The Passion Flower, here covering a wire fence, is a most appropriate vine to pass on the way to or from the Monastery. There are around 500 varieties of passion flower but this known as the Common Passion Flower or Blue Passion Flower (Passiflora Caerulea).
The "Passion" in "passion flower" does not refer to sex and love, however, but to the passion of Jesus in Christian theology. In the 15th and 16th centuries, Spanish Christian missionaries adopted the unique physical structures of this plant, particularly the numbers of its various flower parts, as symbols of the last days of Jesus and especially his crucifixion:
* The pointed tips of the leaves were taken to represent the Holy Lance.
* The tendrils represent the whips used in the flagellation of Christ.

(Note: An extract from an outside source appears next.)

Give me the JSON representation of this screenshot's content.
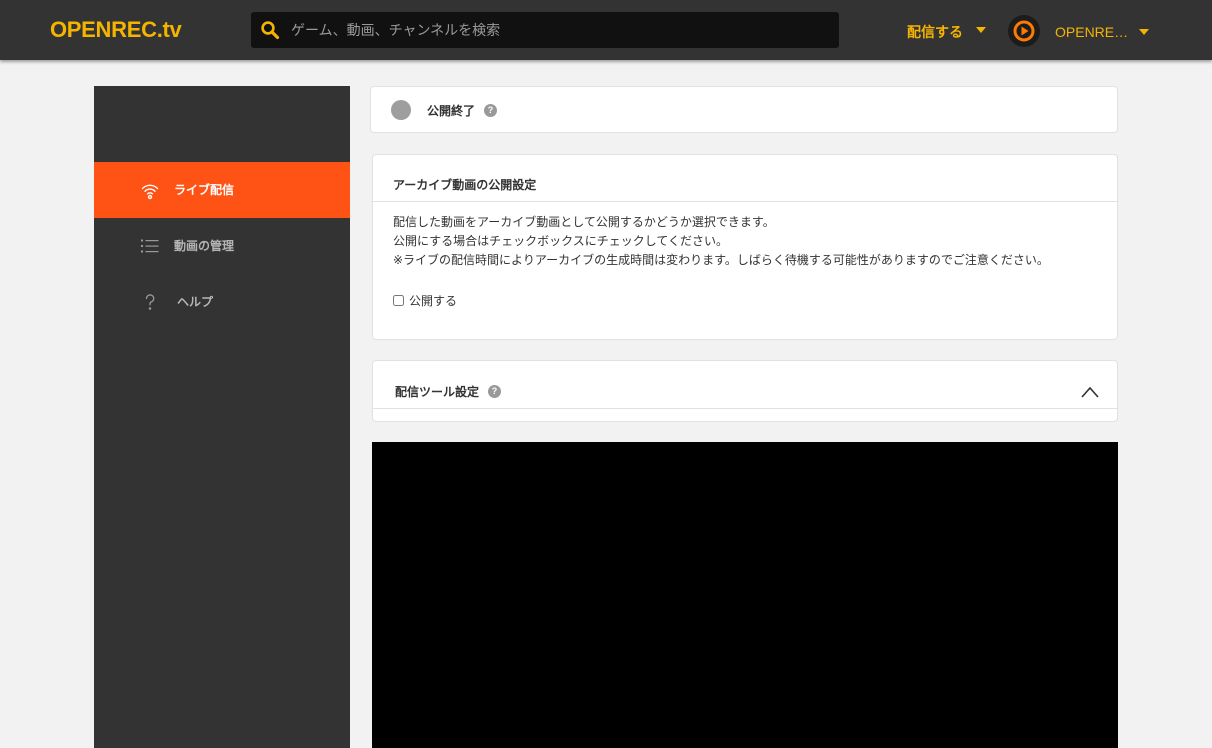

* The ten petals and sepals represent the ten faithful apostles (less St. Peter the denier and Judas Iscariot the betrayer).
* The flower's radial filaments, which can number more than a hundred and vary from flower to flower, represent the crown of thorns.
* The chalice-shaped ovary with its receptacle represents a hammer or the Holy Grail
* The 3 stigmata represent the 3 nails and the 5 anthers below them the 5 wounds (four by the nails and one by the lance).
* The blue and white colors of many species' flowers represent Heaven and Purity.
The photographs of this walk were taken at the end of May, by the way, in case you wonder why we see such a flower at this time of the year.